I got back to Tyler near the end of March, and I’ve been working on the trailer ever since.  There’s definite progress, but I feel like it’s going slowly.  A zillion little details, and the logistics of the correct order-of-operations is kind of crazy too.

Got my hands on the 125-gallon fresh water tank, it was nice to take possession of that instead of just having it in the plans.  I also got ’em to knock $80 off the price by showing an online ad by a local competitor.  What I failed to mention is that shipping is about $100, so I would have been better off buying it at full price from them, but they gave it to me anyway.  Thanks Tractor Supply!

Initial framing of the loft.  I’m using 2×6’s mounted to the walls as the primary support structure.

Then I added “french braces” (I think they’re called) to support the 2×4 beams as well.  The little L-shaped pieces sticking out are a continuation of the frame to hold the thermal and sound insulation in next to the wheel well.

Speaking of sound insulation, here the first layer has been installed.  For anyone interested in where I’m getting the soundproofing materials, I’m using

And a shot of the walls underneath.

I got distracted with a side project, and upgraded the Great White Knight’s stereo system.  It needed it, badly.  The unit I put in has Apple Car Play, so I can choose to use that or not.  I also wired it up with the steering wheel control adapter, parking brake override, USB extension cable, remote subwoofer control & RCA cables, and an actual aux cable wired up into the glove compartment.

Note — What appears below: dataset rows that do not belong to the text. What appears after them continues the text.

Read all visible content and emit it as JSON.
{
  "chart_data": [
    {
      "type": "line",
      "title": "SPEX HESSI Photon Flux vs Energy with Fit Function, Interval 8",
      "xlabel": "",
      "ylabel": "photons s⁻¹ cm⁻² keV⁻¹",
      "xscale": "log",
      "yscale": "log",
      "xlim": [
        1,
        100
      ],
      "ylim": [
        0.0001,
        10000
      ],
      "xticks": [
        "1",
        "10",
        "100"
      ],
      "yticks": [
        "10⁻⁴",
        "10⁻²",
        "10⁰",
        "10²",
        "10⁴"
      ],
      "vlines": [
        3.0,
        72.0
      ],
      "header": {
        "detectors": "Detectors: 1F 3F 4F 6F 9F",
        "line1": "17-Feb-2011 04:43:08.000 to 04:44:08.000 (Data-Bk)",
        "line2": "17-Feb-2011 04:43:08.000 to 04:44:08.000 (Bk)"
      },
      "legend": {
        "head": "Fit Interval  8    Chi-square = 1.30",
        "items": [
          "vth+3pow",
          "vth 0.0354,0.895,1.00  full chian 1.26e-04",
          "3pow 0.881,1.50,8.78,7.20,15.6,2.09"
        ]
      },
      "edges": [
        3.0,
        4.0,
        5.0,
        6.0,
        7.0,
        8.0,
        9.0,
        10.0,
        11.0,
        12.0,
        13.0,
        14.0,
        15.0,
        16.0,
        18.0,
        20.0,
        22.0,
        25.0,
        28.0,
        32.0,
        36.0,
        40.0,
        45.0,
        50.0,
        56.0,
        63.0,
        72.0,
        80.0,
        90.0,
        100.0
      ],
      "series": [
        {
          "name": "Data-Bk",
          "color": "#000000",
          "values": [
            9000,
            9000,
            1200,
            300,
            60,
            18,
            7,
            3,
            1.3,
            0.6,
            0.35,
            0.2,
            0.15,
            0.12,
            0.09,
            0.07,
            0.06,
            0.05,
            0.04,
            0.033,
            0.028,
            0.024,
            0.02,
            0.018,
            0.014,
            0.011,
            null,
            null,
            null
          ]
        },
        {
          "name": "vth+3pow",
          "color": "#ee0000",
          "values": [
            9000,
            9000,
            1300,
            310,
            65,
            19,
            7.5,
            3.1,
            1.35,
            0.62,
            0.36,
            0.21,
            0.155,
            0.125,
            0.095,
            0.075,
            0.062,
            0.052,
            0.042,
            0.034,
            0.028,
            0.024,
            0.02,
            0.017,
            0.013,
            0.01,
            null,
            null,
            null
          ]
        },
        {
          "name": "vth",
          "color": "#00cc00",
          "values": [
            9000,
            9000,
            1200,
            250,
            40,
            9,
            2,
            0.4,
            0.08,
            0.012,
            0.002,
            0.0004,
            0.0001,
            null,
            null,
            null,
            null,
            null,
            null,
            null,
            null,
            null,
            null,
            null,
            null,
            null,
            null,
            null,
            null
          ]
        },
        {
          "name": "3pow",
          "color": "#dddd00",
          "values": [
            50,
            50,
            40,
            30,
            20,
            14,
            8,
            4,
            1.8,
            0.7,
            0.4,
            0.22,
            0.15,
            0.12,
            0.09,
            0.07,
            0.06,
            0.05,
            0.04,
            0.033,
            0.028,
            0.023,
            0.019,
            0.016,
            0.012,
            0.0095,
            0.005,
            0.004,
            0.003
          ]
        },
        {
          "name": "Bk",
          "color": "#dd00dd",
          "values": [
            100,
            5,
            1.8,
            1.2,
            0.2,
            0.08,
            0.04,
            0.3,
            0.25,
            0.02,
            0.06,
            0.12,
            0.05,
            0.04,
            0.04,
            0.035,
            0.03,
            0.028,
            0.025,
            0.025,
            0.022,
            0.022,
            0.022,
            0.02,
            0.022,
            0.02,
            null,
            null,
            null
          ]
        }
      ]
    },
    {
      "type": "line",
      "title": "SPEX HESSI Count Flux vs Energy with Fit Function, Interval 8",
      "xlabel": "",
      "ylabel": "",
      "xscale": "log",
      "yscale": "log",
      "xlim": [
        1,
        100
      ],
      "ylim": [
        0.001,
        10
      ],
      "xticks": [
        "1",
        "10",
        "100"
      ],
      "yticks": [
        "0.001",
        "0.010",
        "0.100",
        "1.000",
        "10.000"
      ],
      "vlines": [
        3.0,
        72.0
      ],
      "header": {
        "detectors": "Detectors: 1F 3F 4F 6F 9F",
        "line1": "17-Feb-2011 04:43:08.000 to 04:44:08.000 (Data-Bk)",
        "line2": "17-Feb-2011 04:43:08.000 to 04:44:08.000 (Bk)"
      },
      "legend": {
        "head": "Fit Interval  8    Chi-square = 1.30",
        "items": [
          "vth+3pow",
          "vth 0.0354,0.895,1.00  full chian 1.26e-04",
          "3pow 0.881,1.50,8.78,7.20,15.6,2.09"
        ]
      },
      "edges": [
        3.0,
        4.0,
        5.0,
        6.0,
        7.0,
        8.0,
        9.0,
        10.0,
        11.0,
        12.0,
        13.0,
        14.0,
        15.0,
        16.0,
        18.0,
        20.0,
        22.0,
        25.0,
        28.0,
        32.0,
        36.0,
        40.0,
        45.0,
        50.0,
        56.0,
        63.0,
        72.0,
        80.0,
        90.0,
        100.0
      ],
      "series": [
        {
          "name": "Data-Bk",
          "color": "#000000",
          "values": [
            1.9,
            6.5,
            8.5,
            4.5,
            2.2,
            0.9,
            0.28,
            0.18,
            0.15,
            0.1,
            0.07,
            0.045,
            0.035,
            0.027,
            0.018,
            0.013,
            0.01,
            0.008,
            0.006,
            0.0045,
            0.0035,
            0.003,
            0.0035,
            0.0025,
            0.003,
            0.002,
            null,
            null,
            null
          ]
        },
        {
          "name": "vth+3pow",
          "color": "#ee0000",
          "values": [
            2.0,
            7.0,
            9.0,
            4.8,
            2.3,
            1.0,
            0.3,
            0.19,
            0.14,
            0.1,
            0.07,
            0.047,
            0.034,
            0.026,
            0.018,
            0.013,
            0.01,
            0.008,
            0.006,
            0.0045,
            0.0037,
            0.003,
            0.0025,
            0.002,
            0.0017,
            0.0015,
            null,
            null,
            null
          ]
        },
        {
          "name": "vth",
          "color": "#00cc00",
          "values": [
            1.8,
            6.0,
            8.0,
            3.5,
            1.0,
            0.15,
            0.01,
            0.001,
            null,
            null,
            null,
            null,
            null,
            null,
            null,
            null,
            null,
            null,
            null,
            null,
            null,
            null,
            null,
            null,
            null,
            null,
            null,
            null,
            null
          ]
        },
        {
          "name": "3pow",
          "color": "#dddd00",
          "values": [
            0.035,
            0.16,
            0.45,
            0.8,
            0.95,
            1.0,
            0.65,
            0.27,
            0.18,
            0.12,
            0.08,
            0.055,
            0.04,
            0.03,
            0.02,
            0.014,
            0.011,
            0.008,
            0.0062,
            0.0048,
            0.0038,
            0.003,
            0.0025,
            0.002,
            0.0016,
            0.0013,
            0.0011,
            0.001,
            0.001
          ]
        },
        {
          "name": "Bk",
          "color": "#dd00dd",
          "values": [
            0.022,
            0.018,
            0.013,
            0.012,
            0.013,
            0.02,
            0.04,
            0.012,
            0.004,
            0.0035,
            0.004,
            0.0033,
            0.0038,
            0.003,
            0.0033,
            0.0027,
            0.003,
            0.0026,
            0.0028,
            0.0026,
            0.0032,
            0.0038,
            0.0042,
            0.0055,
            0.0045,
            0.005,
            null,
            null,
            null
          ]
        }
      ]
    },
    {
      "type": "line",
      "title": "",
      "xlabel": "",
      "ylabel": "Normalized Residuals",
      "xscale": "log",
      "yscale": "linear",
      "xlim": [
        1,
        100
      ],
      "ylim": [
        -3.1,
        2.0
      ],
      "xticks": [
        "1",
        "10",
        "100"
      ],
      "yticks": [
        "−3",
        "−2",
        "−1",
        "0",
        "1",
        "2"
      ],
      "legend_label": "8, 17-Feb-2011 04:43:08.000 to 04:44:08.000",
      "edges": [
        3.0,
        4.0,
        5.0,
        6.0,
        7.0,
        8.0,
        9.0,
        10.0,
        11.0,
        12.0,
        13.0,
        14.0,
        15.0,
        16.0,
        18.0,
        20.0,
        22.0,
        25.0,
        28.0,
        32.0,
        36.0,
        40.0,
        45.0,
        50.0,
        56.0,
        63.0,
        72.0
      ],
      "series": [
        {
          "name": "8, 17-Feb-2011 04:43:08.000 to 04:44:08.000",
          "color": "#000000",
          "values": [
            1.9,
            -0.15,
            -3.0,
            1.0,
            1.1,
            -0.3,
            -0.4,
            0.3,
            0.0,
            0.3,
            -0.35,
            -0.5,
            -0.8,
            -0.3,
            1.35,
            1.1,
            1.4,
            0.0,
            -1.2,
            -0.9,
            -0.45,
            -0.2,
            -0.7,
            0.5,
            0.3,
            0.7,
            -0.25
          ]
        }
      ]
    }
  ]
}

It looks much better when it’s all installed!

The drivers-side power-seat switch has been intermittently functional since I bought the truck, and it decided to stop going forwards entirely.  So I ripped it apart.

And replaced the switch.  Works perfectly now.

And while I was out on this last trip, the blend door on the truck got stuck in the “cold” position.  That wasn’t too pleasant when I was traveling around in near-freezing conditions.  I was able to temporarily fix it while on the road, and I replaced the part when I got back.  Nice to have fully functional heating and cooling systems!

The shower pan and toilet have come in, but I haven’t had time to mount either yet.  Of course, it’s not just a simple matter of mounting them, I have to figure out where exactly to put them, then custom-build the mounting platform, then I can do the actual work of installing the unit.

This is a shot part-way through putting up one of the ceiling layers in the crypt.  Trying to hold up a 4×8 sheet of plywood (even a light one) while trying to brad-nail it to the ceiling is basically impossible.

So I built a little contraption out of scrap wood shown here.  It’s basically a box, but it’s sized exactly to hold the plywood 1/2″ from the ceiling so I can casually light and nail it up.  (I of course added screws too, the brad-nailer is just so handy!)

It’s these kinds of side-tasks that can take a couple hours by themselves to get something simple done that makes the project take so long.  Or, at least it feels like it’s taking a really long time.  I’m ready to hit the road now!

I also decided to move the shower from the side of the unit to the very front in the v-nose.  This made plumbing it a bit easier, and I have plans to make it virtually disappear and become additional kitchen counter space when it’s not in use.  But there was a definite lack of proper ventilation in that area for a shower, so I cut a hole in the roof…

And added another fan.

I didn’t want to have the electric wires for the fan sticking out, so I’m running them through the ceiling.  Not an easy task when I though I was done poking holes and running wires in the ceiling and had pretty much sealed it all up!

I added the front wall to the crypt and there’s lots of stuff going on in this photo.  On the far left is a cross-section of the side walls of the crypt.  From basically bottom to top: wheel well, thermal insulation, sound insulation, the life-support vent system, the sound insulation next to it, and the triangular “jefferies tube” for routing future electric and plumbing lines.  In the front of the crypt there’s a large rectangular cut-out, that’s where I’ll have some type of door installed and it’s my main entrance and egress point.  Tomorrow I’ll add soundproofing between the frame and then start on the next layer of soundproofing: green glue.

The shop has been looking like a chaotic mess more often than not lately.

Right now the plan is to continue working on the crypt until it gets done.  From there, I’ll move on to the shower, then creating the base for the toilet.  We’ll see what comes after that, it’ll probably take at least another week if not two to get through those items.